Sunday, August 14, 2016

Habits

Old habits die hard.  Heard it?  There's a reason it's true.  Practically across the board, whether it's a positive or a negative habit, they're generally pretty hard to get over. 

We develop our habits for survival.  Not because we need the drink, the cigarette, or to read the paper in order to survive, but because they seemingly provide us with some necessary want or need we carry close to our heart.

There are other habits I've developed along my way.  Let's take creating safety for example (though the same would be true for connection, acceptance, being respected, being me, or countless other desires).  While the desire for safety may be a basic human need, I've developed character traits and behaviors throughout my life in order to keep myself safe.  Maybe it's the shyness.  The reluctance to share feelings or ideas.  It could be why I avoided the park as a kid and chose video games instead.  All in the pursuit of safety.

As an adult, it's  interesting to see these patterns showing up over and over again.  They show up as reluctance to share my ideas at work or even to tell my spouse how I'm truly feeling.  In the face of these situations my persona or facade go up creating a wall and I feel fear as my inner world feels invaded or violated even by seemingly the simplest of events.  My body may tense and I feel my face constrict as I try to hide what I'm feeling from showing.  I tell myself it isn't safe to wear my feelings on my sleeve.  All in the interest of maintaining my habit.  I may grab a cigarette in order to create that moment of calm.  In my calmness I want some time to myself.  There I find safety and peace.  All this...  The persona, the wall, the cigarette or drink, finding myself alone, in service of keeping myself safe in the old ways that used to work for me.

Used to.

However, like stated earlier, old habits die hard.  While these may have been necessary and served me at some earlier time, today they don't.  They hold me back and keep me from getting my raise.  They prevent closeness with my spouse.  My habits hold me back from asking for what I need.  My facade puts on that smile when really I'm feeling sad.  My behaviors find the quick temporary fixes for what I'm looking for and don't create a space for me to fully show up.

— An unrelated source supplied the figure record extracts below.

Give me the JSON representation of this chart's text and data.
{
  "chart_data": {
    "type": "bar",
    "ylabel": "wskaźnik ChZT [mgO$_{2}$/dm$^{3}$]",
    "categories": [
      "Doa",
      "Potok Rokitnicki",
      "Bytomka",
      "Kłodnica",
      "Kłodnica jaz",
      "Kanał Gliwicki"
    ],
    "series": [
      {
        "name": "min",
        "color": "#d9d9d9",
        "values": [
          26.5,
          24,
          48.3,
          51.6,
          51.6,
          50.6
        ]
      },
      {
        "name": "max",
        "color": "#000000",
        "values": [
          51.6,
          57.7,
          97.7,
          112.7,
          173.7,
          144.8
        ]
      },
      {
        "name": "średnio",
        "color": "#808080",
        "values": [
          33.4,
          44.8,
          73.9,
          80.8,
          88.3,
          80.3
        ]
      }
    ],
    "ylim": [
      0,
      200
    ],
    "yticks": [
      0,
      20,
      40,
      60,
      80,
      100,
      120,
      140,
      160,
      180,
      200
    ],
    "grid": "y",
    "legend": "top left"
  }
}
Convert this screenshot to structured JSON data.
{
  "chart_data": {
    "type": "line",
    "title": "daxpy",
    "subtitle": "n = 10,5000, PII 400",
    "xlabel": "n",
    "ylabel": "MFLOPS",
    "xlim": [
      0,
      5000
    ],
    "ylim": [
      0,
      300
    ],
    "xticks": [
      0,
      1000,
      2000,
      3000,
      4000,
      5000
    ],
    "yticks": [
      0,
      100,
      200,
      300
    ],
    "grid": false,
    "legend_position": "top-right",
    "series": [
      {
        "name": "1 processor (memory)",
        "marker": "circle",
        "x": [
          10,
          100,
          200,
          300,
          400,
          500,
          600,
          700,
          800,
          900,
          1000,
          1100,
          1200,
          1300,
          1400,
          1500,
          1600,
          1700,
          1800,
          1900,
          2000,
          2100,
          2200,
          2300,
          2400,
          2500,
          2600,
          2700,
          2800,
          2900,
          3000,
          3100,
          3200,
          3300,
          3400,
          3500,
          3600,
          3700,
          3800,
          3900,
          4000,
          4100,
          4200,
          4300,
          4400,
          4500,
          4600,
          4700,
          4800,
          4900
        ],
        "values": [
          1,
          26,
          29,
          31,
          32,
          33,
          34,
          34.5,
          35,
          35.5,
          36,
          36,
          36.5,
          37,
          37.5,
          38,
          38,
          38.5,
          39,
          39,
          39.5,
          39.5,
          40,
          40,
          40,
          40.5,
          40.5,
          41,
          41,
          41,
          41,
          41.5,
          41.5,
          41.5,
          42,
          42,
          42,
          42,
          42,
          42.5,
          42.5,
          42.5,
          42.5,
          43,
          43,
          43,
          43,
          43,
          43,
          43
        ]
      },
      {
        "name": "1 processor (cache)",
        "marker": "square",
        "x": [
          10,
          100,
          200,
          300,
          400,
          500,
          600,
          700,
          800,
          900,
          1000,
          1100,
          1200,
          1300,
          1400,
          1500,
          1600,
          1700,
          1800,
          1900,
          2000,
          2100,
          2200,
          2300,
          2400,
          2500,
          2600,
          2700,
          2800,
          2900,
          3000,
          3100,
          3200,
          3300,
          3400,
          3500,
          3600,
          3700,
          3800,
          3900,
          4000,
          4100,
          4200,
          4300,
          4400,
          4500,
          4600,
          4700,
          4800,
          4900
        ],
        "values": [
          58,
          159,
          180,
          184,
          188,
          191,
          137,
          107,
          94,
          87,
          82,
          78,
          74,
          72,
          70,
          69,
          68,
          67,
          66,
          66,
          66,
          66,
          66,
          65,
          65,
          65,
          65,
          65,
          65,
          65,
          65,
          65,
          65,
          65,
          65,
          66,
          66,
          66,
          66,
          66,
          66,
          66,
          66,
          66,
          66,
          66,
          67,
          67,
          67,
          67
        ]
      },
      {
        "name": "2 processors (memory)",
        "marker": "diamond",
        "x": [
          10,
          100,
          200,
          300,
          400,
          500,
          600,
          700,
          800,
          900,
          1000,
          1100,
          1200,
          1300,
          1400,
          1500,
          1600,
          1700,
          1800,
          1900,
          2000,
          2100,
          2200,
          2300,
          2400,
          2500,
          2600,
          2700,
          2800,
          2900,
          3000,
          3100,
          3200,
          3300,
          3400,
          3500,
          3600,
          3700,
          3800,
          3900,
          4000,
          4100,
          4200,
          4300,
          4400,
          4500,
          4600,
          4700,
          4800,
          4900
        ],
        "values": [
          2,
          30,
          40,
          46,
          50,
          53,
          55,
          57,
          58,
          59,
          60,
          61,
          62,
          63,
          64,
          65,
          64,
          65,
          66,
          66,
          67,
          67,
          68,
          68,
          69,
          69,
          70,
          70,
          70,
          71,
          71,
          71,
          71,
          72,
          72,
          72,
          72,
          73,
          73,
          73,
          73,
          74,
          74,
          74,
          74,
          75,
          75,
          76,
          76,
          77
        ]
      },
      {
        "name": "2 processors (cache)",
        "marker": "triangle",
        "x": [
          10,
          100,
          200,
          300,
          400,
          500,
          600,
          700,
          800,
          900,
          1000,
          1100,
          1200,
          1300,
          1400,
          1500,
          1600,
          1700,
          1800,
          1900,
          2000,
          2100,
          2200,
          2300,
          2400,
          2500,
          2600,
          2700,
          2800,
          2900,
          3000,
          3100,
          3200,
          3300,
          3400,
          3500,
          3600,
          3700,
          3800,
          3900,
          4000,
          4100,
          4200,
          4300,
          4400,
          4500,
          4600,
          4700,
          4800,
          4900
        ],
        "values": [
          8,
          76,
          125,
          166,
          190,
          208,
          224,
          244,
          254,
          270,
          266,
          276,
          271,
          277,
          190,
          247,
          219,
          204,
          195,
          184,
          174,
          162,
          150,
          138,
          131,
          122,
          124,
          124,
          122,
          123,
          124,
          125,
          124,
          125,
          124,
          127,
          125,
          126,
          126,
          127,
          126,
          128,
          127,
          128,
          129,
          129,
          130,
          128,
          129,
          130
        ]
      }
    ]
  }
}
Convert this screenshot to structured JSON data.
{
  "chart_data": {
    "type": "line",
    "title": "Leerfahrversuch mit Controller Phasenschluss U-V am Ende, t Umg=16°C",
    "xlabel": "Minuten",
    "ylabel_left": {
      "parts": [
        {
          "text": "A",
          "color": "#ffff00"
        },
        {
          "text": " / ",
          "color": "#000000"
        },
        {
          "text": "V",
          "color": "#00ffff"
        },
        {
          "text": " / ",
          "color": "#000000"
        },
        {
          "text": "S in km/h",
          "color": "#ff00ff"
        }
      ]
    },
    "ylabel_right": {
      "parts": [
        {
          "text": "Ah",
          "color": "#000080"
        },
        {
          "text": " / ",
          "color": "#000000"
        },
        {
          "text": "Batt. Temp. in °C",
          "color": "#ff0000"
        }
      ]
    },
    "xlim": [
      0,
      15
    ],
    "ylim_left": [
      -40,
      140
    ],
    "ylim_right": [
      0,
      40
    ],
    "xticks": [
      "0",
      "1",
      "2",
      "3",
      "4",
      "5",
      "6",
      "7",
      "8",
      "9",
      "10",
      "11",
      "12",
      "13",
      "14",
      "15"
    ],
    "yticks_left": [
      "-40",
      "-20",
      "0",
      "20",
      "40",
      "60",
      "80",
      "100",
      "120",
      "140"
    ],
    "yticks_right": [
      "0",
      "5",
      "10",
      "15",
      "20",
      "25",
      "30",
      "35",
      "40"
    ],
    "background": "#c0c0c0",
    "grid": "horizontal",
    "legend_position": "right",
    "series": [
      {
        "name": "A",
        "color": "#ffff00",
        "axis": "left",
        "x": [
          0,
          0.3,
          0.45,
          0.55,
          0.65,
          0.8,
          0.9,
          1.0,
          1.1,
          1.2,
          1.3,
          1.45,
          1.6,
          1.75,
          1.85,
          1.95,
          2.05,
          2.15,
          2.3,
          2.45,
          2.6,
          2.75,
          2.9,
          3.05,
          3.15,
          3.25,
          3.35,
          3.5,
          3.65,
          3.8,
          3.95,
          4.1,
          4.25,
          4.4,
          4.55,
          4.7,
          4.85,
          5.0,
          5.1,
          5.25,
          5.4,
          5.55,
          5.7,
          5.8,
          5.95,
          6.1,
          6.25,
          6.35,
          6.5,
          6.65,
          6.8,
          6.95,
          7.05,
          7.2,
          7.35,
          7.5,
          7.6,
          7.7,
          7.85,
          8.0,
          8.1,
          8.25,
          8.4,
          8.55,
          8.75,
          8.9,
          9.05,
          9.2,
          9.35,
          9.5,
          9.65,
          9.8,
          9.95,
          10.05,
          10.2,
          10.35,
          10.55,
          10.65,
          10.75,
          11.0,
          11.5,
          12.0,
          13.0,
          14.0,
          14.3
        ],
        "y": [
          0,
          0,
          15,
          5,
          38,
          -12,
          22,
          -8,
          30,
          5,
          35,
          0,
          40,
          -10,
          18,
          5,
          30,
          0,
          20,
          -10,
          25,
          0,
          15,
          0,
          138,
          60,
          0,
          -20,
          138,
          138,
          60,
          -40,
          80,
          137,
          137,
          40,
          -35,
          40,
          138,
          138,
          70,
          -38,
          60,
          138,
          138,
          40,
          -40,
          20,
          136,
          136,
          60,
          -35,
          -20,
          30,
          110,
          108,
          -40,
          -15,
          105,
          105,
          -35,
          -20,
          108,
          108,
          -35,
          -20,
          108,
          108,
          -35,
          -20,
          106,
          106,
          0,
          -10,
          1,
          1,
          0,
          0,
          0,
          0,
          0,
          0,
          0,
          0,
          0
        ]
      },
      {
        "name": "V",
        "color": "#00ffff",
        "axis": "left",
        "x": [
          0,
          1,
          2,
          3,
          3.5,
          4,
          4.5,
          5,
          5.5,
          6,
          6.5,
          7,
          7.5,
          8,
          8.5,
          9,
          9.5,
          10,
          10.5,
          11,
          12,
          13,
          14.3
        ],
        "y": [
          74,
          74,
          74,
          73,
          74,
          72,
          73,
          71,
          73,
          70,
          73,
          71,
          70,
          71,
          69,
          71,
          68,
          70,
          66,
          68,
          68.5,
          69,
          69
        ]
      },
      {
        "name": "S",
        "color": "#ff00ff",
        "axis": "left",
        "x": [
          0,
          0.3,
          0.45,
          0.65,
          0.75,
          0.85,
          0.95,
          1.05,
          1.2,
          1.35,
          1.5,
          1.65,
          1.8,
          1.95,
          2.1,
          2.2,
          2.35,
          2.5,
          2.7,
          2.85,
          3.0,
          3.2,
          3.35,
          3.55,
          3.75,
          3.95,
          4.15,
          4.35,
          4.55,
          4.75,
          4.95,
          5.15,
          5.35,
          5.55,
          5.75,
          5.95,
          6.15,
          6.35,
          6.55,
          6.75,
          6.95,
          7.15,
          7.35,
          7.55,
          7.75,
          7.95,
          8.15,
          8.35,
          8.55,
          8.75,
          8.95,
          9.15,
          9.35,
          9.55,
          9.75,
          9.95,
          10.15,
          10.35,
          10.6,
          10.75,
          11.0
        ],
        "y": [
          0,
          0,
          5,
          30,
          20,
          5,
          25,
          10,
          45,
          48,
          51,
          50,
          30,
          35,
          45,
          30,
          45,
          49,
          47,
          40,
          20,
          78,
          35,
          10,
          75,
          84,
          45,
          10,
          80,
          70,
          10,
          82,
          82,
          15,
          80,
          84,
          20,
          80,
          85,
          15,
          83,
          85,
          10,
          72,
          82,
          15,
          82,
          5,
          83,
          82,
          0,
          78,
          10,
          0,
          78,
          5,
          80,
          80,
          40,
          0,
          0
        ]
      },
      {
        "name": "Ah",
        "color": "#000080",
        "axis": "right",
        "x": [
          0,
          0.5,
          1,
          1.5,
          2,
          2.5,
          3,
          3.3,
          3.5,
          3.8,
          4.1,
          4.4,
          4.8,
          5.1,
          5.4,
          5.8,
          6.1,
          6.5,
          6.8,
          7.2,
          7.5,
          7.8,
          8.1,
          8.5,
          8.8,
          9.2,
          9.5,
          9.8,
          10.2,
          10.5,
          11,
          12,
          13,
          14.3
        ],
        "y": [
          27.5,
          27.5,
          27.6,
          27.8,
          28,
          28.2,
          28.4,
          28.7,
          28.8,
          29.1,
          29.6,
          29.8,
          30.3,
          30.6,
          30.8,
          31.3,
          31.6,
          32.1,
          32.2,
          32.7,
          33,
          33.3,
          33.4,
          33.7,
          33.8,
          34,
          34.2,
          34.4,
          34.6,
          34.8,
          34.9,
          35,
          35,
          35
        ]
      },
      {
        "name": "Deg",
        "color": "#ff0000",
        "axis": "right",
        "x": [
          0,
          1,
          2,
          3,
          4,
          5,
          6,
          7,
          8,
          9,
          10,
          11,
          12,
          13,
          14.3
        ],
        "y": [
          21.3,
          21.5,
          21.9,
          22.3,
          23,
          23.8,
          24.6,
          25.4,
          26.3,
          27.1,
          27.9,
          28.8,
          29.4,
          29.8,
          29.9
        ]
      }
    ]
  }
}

It may be more difficult to let down the security blanket of my persona than to drop any vice I've every picked up.  It's become my way of being.  My modus operandi.

So I try stepping out into the light and exposing myself without the protective way of being.  Without the wall.  Without the habit.  I feel the fear and I do it anyway in the interest of getting what I really want.  Safety.  Not safety in seclusion or isolation but safety within relationship.  Or course I won't find it everywhere I seek it, but if I don't seek it, I won't find it anywhere.

I may need to grieve. There's a reason I've held on to these habits for so long.  As much as they may hurt me today, once they served me and my habit has been a comforting friend for a long time.  So mourning and grieving the old way may be in order.

Old habits die hard.  Until they do I have so much to learn from them.  For now I know I'm on the right track.